- Born: Bruce Noble Garvey c. 17 October 1939 London, England
- Died: 1 August 2010 (aged 70) Wellington, Ontario, Canada
- Occupations: reporter, editor
- Spouse: Celia Wasbrough
- Children: Paul Garvey, Danny Garvey, Stephen Garvey, Andrea Bucic
- Relatives: Kyla Garvey (Grand Child), Megan Garvey (Grand Child), Colin Garvey (Grand Child) Alison McDevitt-Wilson (Grand Child), Kristen McDevitt (Grand Child)

= Bruce Garvey =

Canadian journalist and editor

Bruce Noble Garvey (c. 1939 - 1 August 2010) was a British-born Canadian journalist and editor.

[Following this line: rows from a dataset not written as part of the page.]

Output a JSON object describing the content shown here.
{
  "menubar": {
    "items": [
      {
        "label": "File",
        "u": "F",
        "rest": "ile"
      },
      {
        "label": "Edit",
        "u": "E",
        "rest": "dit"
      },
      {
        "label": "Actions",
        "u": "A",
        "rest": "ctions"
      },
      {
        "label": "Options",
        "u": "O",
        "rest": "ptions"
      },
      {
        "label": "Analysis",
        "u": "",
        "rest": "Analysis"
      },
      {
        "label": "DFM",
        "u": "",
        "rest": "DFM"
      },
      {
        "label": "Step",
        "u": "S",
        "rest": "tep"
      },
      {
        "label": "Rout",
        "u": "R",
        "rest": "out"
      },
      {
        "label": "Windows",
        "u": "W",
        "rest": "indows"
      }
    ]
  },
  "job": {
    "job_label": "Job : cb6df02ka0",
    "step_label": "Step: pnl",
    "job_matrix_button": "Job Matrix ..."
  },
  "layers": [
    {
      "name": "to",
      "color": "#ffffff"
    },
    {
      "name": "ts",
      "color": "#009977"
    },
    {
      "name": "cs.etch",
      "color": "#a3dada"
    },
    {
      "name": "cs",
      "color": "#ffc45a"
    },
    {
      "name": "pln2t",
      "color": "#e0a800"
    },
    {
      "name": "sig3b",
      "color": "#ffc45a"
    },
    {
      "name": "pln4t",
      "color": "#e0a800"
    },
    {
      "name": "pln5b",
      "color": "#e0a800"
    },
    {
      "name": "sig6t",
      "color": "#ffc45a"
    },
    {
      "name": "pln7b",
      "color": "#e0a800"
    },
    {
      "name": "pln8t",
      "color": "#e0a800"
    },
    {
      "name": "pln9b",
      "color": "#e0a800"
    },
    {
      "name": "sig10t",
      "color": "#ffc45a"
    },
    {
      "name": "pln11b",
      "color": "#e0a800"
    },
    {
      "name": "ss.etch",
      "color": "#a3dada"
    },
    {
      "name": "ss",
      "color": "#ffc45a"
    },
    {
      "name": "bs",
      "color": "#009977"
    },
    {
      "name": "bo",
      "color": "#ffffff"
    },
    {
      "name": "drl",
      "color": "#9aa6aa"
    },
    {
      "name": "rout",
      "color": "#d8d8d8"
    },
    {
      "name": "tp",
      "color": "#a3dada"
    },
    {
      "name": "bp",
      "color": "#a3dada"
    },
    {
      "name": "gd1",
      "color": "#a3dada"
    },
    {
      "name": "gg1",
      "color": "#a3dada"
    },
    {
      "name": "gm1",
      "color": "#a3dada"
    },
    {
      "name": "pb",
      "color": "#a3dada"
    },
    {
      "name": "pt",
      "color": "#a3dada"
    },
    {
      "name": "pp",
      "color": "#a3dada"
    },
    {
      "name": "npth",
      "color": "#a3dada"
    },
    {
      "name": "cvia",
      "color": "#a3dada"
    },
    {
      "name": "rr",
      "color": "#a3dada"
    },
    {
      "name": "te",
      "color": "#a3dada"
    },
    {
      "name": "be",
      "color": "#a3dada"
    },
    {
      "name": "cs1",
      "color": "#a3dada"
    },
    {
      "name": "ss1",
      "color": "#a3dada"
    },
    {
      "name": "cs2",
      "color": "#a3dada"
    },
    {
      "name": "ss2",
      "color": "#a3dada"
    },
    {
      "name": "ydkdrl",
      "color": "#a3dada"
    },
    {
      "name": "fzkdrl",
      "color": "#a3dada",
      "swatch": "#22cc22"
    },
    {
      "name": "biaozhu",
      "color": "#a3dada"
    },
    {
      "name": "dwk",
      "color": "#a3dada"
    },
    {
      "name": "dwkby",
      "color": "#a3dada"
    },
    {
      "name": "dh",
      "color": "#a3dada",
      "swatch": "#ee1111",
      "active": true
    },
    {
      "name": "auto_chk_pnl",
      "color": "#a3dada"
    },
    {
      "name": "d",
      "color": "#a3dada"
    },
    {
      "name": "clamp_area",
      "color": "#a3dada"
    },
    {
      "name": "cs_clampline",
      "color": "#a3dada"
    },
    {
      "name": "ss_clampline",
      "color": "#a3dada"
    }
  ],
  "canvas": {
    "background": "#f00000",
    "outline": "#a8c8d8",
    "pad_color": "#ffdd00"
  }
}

Born in London, England, Garvey moved to Ontario, Canada at age 19 and worked at various newspapers such as the Stratford Beacon-Herald. After jobs at United Press International and the Montreal Gazette, he joined the Toronto Star in 1967 where he held various editorial and bureau chief positions and city editor. In 1977, he moved to broadcast journalism first with CBC Television where he became a producer for The Journal's documentaries. He later joined the news department at Global Television. He returned to print journalism in 1998 when he became the news editor for Ottawa Citizens weekend editions, and became a columnist for the National Post.

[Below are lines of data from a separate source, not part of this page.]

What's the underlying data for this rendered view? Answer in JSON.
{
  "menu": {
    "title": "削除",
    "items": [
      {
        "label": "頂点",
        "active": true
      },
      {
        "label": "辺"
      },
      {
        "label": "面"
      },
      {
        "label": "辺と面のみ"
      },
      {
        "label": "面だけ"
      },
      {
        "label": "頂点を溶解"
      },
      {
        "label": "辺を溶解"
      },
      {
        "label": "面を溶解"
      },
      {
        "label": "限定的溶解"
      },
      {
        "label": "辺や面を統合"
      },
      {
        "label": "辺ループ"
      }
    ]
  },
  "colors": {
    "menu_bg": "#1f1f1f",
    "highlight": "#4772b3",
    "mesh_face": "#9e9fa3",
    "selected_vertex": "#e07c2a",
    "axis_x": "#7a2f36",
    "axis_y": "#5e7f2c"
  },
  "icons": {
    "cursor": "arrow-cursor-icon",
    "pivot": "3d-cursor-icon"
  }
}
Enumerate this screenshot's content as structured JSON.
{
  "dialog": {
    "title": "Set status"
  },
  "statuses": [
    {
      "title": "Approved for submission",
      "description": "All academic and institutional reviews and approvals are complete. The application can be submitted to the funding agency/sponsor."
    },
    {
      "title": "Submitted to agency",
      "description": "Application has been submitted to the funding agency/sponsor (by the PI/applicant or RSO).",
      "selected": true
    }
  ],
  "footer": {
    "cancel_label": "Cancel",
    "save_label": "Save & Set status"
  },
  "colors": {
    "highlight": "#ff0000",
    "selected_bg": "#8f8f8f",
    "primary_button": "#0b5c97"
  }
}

In 1970, Garvey and Daily Expresss Richard Killian were the only reporters present at NASA's Mission Control when the crew of Apollo 13 first reported the critical equipment failures which changed the lunar mission into a rescue operation.

In May 2009, Garvey was diagnosed with lung cancer and died in Wellington, Ontario on 1 August 2010.